More and more, people are parking their cars and opting for economically friendly ways to get around town. Bike riding provides low-impact cardiovascular exercise while reducing dependence on gas. It is not all good news, though. More bike riders on the road means more bicycle accidents. One organization is looking to educate drivers and riders about the dangers. LOOK hopes to reduce the number of Chicago bike accidents by making residents more aware of bicycle safety.
Bike vs. Car Door
One of the more common bike accidents is when bike riders collide with an open car door. The driver parks his vehicle. As the biker rides down the street, the car door suddenly opens and the bike rams it. This type of collusion not only has the potential to injure the biker but also can cause legal problems for the driver.
One local woman was awarded 800,000 dollars when her bike hit a car door. Court records show she had a broken collarbone and nerve damage that affects the mobility of her arm. She lives with chronic pain in her elbow and decreased strength on that side.
The Illinois Department of Transportation Division of Traffic Safety reports 557 “doorings” throughout the city from 2009 to 2012. LOOK Chicago points out there were 13 incidents in Lincoln Square alone during that time. This is what prompted the organization to start a campaign to help prevent further issues.
The safety blitz had LOOK Chicago volunteers handing out flyers around town to promote awareness. This is on top of the safety measure already put in place by the city. The bike lanes in the Southport neighborhood, for example, are painted to let drivers know bikes might be coming down the street.
LOOK Chicago runs a website that offers safety tips for both bikers and drivers. Consider some ways door accidents are preventable.
- Use lights in the front and back of the bicycle
- Remain 3 feet away from parked cars
- Do not pass taxis on the right side
- Watch the road for brake lights and movement inside the vehicle
LOOK reminds bikers to check for traffic before swerving out of the way of an opening door. If on a busy road, brake and stop instead.
Drivers bear the legal responsibility to watch for bikes coming down the street. They are in a better position to prevent an accident than the bike rider.
Look at the bike lane before opening the door.
Get into the habit of pulling the handle with your far hand.

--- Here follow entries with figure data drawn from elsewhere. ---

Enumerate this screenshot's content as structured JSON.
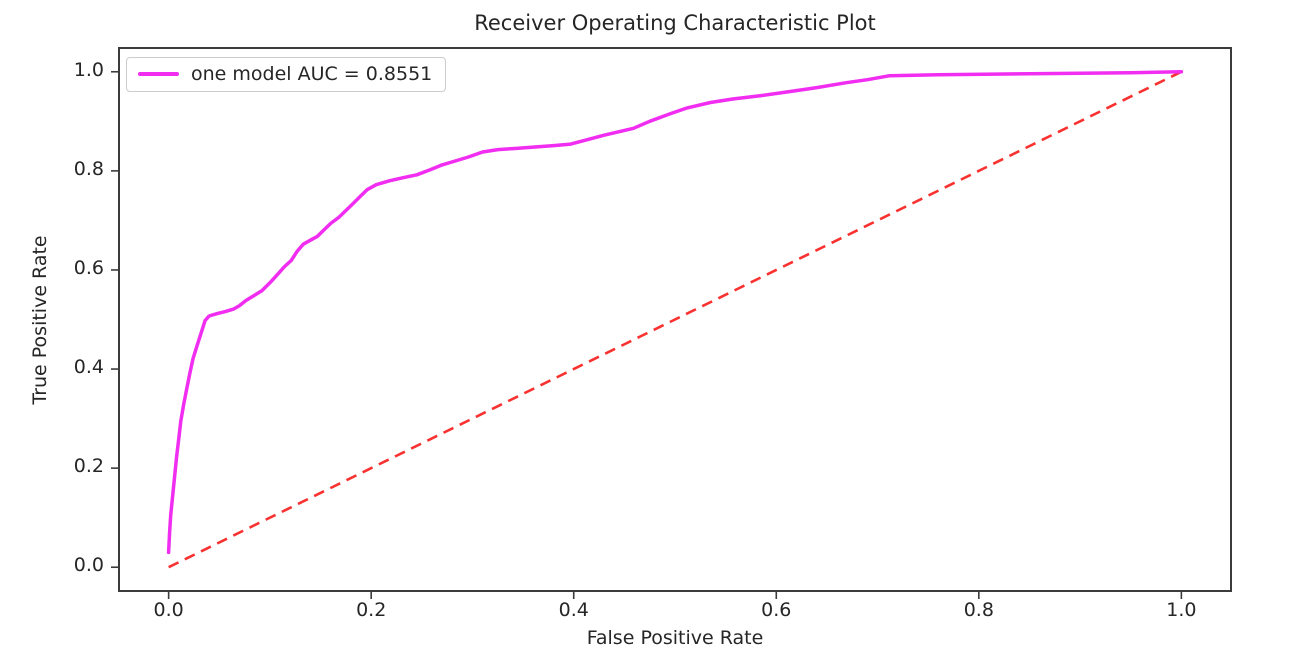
{
  "chart_data": {
    "type": "line",
    "title": "Receiver Operating Characteristic Plot",
    "xlabel": "False Positive Rate",
    "ylabel": "True Positive Rate",
    "xlim": [
      -0.05,
      1.05
    ],
    "ylim": [
      -0.05,
      1.05
    ],
    "x_ticks": [
      0.0,
      0.2,
      0.4,
      0.6,
      0.8,
      1.0
    ],
    "x_tick_labels": [
      "0.0",
      "0.2",
      "0.4",
      "0.6",
      "0.8",
      "1.0"
    ],
    "y_ticks": [
      0.0,
      0.2,
      0.4,
      0.6,
      0.8,
      1.0
    ],
    "y_tick_labels": [
      "0.0",
      "0.2",
      "0.4",
      "0.6",
      "0.8",
      "1.0"
    ],
    "grid": false,
    "legend_position": "upper left",
    "colors": {
      "roc_curve": "#f02df0",
      "chance_line": "#f83230",
      "spine": "#3b3b3b",
      "text": "#262626",
      "legend_border": "#cccccc"
    },
    "series": [
      {
        "name": "one model AUC = 0.8551",
        "auc": 0.8551,
        "style": "solid",
        "points": [
          [
            0.0,
            0.03
          ],
          [
            0.001,
            0.07
          ],
          [
            0.002,
            0.105
          ],
          [
            0.004,
            0.145
          ],
          [
            0.006,
            0.185
          ],
          [
            0.008,
            0.225
          ],
          [
            0.01,
            0.26
          ],
          [
            0.012,
            0.295
          ],
          [
            0.015,
            0.33
          ],
          [
            0.018,
            0.362
          ],
          [
            0.021,
            0.392
          ],
          [
            0.024,
            0.42
          ],
          [
            0.028,
            0.447
          ],
          [
            0.032,
            0.472
          ],
          [
            0.036,
            0.498
          ],
          [
            0.04,
            0.507
          ],
          [
            0.048,
            0.512
          ],
          [
            0.056,
            0.516
          ],
          [
            0.064,
            0.521
          ],
          [
            0.07,
            0.528
          ],
          [
            0.076,
            0.538
          ],
          [
            0.084,
            0.548
          ],
          [
            0.092,
            0.558
          ],
          [
            0.1,
            0.574
          ],
          [
            0.108,
            0.592
          ],
          [
            0.114,
            0.606
          ],
          [
            0.121,
            0.619
          ],
          [
            0.127,
            0.638
          ],
          [
            0.133,
            0.652
          ],
          [
            0.14,
            0.66
          ],
          [
            0.147,
            0.668
          ],
          [
            0.153,
            0.68
          ],
          [
            0.16,
            0.694
          ],
          [
            0.168,
            0.706
          ],
          [
            0.175,
            0.72
          ],
          [
            0.182,
            0.734
          ],
          [
            0.189,
            0.748
          ],
          [
            0.196,
            0.762
          ],
          [
            0.205,
            0.772
          ],
          [
            0.218,
            0.78
          ],
          [
            0.231,
            0.786
          ],
          [
            0.245,
            0.792
          ],
          [
            0.258,
            0.802
          ],
          [
            0.27,
            0.812
          ],
          [
            0.283,
            0.82
          ],
          [
            0.296,
            0.828
          ],
          [
            0.31,
            0.838
          ],
          [
            0.325,
            0.843
          ],
          [
            0.34,
            0.845
          ],
          [
            0.36,
            0.848
          ],
          [
            0.38,
            0.851
          ],
          [
            0.397,
            0.854
          ],
          [
            0.412,
            0.862
          ],
          [
            0.43,
            0.872
          ],
          [
            0.447,
            0.88
          ],
          [
            0.459,
            0.886
          ],
          [
            0.475,
            0.9
          ],
          [
            0.495,
            0.915
          ],
          [
            0.512,
            0.927
          ],
          [
            0.535,
            0.938
          ],
          [
            0.557,
            0.945
          ],
          [
            0.585,
            0.952
          ],
          [
            0.613,
            0.96
          ],
          [
            0.64,
            0.968
          ],
          [
            0.669,
            0.978
          ],
          [
            0.69,
            0.984
          ],
          [
            0.712,
            0.992
          ],
          [
            0.76,
            0.994
          ],
          [
            0.85,
            0.996
          ],
          [
            0.95,
            0.998
          ],
          [
            1.0,
            1.0
          ]
        ]
      }
    ],
    "reference_line": {
      "name": "chance diagonal",
      "style": "dashed",
      "from": [
        0.0,
        0.0
      ],
      "to": [
        1.0,
        1.0
      ]
    }
  },
  "legend": {
    "label": "one model AUC = 0.8551"
  }
}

For example, if getting out on the driver’s side, reach over with your right hand. This forces the body to turn and see an oncoming bike.
Dooring accidents are preventable in most circumstances. A driver who climbs out of the car without checking the road puts bikers at risk. With an increase in riders on the street, especially in larger areas, it is critical for organizations like LOOK to help spread the word and stop Chicago bike injuries.